Indianapolis - An Indianapolis publisher is under investigation by state officials. Several clients allege they lost thousands of dollars after they paid his company, but never got their books.

David Caswell has published the words of local authors, even prominent politicians. But several clients allege Caswell didn't keep his word after they'd paid him to print their books.

The Indiana Attorney General's office is investigating Caswell and his Indianapolis-based company, New Century Publishing. The state has received at least seven recent complaints against him.

"Complaints indicating that he took money and did not provide the services that he promised to give," said Indiana Deputy Attorney General David Paetzmann. "He promised to publish books and didn't finish that job. He promised to promote books and he didn't do that job the way he promised."

This isn't David Caswell's first problem with the state. Years before he owned New Century Publishing, he had two judgements against him, in 1990 and in 2008, for complaints over his career placement business.

"Basically, representing that he had lines to job postings that were not available to the public," Paetzmann explained.

Those lawsuits claimed he asked for money up front then misled people about potential jobs. Court records show Caswell owes $99,000 in settlements from the two lawsuits, but Paeztmann says he is in default, since he has only paid $600.

Caswell's publishing office on the city's north side sat empty Friday.
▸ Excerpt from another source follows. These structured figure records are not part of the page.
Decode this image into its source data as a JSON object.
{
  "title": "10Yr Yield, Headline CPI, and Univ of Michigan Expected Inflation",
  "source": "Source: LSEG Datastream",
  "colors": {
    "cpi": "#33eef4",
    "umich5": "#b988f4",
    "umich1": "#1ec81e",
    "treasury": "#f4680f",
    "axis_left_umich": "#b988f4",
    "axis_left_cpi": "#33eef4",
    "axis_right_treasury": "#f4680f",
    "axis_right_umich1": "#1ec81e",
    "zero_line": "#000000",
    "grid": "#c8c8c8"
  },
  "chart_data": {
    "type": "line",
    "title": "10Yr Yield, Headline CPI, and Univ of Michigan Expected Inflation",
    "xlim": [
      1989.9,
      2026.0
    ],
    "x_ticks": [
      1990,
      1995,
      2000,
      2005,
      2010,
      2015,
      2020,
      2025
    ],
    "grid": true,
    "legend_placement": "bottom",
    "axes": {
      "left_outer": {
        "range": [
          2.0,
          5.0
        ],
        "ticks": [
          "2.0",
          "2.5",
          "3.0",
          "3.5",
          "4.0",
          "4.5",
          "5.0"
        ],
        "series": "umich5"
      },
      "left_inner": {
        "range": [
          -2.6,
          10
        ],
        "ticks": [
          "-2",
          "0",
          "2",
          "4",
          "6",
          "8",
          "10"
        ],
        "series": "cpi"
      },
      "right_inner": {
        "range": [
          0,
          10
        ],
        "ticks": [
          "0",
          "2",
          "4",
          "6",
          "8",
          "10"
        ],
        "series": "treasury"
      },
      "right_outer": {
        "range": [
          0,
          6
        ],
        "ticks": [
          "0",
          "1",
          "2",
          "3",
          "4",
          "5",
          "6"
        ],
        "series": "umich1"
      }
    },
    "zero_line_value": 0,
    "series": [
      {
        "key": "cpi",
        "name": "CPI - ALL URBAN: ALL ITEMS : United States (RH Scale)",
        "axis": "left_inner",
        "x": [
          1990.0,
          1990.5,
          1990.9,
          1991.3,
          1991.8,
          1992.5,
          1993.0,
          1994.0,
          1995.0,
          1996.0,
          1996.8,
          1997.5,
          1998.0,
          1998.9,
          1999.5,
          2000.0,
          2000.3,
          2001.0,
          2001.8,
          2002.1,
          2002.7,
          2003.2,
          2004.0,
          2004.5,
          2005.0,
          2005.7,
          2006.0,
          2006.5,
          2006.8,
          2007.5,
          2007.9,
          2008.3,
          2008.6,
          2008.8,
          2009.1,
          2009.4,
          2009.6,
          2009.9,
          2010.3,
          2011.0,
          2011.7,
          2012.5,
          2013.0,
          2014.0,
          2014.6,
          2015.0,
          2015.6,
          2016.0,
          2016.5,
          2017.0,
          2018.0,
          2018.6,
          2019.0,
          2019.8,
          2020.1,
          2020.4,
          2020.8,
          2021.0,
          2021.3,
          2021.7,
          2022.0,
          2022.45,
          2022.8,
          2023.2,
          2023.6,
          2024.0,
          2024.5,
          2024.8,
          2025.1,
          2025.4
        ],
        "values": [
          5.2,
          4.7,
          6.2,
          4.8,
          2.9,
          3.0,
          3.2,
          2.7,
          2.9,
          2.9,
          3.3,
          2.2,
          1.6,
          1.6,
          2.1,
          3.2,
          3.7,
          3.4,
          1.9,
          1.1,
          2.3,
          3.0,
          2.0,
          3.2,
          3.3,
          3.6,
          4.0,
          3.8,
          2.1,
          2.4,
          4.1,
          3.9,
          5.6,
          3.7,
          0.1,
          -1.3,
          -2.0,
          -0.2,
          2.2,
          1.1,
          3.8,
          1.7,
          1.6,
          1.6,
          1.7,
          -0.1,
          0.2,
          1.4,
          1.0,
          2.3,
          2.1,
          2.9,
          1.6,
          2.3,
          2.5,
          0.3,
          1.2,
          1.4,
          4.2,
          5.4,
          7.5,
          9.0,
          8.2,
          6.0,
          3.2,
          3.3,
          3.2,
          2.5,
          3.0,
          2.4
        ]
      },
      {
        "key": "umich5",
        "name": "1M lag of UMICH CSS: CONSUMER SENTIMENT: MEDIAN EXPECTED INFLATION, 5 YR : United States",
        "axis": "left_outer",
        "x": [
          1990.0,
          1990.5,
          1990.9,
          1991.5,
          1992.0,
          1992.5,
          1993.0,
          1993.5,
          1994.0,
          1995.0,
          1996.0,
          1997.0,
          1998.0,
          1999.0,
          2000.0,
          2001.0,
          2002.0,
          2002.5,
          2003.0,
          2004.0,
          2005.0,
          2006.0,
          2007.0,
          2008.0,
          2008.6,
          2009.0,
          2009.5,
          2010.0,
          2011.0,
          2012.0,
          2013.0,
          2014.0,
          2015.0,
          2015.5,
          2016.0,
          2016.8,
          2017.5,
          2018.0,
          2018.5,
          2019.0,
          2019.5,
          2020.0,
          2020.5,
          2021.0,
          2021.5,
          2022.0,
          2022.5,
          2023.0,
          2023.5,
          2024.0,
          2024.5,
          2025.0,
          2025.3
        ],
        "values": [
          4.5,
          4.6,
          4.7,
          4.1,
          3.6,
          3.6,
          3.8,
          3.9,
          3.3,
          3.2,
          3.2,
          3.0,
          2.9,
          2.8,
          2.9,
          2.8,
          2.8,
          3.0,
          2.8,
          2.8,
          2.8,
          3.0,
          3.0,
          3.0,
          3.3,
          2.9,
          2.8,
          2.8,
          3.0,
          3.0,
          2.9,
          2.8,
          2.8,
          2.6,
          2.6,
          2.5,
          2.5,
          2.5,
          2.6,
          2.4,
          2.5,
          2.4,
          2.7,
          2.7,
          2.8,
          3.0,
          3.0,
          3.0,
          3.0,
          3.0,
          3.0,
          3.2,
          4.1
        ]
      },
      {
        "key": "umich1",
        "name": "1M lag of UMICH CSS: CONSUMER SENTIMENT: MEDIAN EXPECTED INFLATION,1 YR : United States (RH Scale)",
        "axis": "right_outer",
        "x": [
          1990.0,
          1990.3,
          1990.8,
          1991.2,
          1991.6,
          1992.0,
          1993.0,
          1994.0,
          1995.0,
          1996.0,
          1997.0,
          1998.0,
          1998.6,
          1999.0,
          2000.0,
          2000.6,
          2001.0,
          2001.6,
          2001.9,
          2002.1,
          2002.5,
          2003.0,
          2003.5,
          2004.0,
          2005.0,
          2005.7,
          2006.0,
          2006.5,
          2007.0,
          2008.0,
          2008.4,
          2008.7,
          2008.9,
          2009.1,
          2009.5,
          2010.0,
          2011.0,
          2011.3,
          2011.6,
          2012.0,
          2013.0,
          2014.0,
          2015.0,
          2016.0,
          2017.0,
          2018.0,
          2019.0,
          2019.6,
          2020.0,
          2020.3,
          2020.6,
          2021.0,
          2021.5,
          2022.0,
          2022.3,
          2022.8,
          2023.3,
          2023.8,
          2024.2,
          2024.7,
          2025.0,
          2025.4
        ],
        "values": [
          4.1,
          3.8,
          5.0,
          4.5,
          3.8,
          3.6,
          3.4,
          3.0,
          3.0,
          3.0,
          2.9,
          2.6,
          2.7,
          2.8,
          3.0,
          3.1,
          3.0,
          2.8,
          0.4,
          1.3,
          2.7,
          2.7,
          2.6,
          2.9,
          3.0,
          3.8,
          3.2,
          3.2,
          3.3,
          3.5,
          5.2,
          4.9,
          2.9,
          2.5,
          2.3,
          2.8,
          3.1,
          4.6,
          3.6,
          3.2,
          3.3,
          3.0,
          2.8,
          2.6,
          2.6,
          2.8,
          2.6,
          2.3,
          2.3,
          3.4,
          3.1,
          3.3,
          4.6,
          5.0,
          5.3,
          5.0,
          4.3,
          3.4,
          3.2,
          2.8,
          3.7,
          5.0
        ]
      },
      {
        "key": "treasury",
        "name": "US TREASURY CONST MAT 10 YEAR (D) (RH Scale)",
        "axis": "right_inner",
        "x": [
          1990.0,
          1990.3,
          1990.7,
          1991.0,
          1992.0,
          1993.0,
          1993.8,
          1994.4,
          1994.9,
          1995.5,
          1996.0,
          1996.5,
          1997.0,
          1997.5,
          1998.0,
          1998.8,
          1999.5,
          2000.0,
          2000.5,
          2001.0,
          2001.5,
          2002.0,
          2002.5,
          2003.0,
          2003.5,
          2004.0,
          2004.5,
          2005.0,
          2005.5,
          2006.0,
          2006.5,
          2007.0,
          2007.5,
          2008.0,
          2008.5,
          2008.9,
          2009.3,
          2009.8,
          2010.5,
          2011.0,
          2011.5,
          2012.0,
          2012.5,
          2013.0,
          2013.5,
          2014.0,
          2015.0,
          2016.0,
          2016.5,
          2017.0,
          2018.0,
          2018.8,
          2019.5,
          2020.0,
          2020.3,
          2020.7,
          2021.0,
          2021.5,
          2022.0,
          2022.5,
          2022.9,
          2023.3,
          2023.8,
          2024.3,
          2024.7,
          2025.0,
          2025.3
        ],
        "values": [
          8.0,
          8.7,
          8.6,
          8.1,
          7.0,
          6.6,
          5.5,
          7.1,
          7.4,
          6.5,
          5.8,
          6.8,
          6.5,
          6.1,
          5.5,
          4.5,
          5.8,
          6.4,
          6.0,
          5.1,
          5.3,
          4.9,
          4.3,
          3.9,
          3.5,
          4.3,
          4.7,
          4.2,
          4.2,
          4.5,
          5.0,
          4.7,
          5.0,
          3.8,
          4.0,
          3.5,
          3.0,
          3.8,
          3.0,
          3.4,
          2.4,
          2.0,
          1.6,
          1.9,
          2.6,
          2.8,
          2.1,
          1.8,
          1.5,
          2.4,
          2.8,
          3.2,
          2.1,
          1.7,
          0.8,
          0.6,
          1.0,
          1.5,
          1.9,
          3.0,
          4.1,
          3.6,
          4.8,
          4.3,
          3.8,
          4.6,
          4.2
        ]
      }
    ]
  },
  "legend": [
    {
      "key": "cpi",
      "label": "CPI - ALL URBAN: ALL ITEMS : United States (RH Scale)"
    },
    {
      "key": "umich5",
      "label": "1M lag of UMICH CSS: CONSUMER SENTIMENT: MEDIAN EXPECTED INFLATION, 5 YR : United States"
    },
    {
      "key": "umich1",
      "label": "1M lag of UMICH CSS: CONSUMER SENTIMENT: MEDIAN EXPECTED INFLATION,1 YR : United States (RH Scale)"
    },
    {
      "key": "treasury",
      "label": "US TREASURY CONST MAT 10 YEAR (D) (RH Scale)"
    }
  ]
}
His website says the company is not accepting new manuscripts and his attorney didn't return calls from Eyewitness News.

According to Caswell's landlord, who we reached by phone, Caswell owes thousands in rent. He's being evicted and he won't give straight answers as to why he won't pay up.

"I haven't seen Dave for several months," landlord Kevin Kirkpatrick said. "I even got an e-mail that he had the H1N1 virus. I mean it's just huge stories, always big stories."

Now, it's the status of his client's stories that could get this publisher in trouble with the state.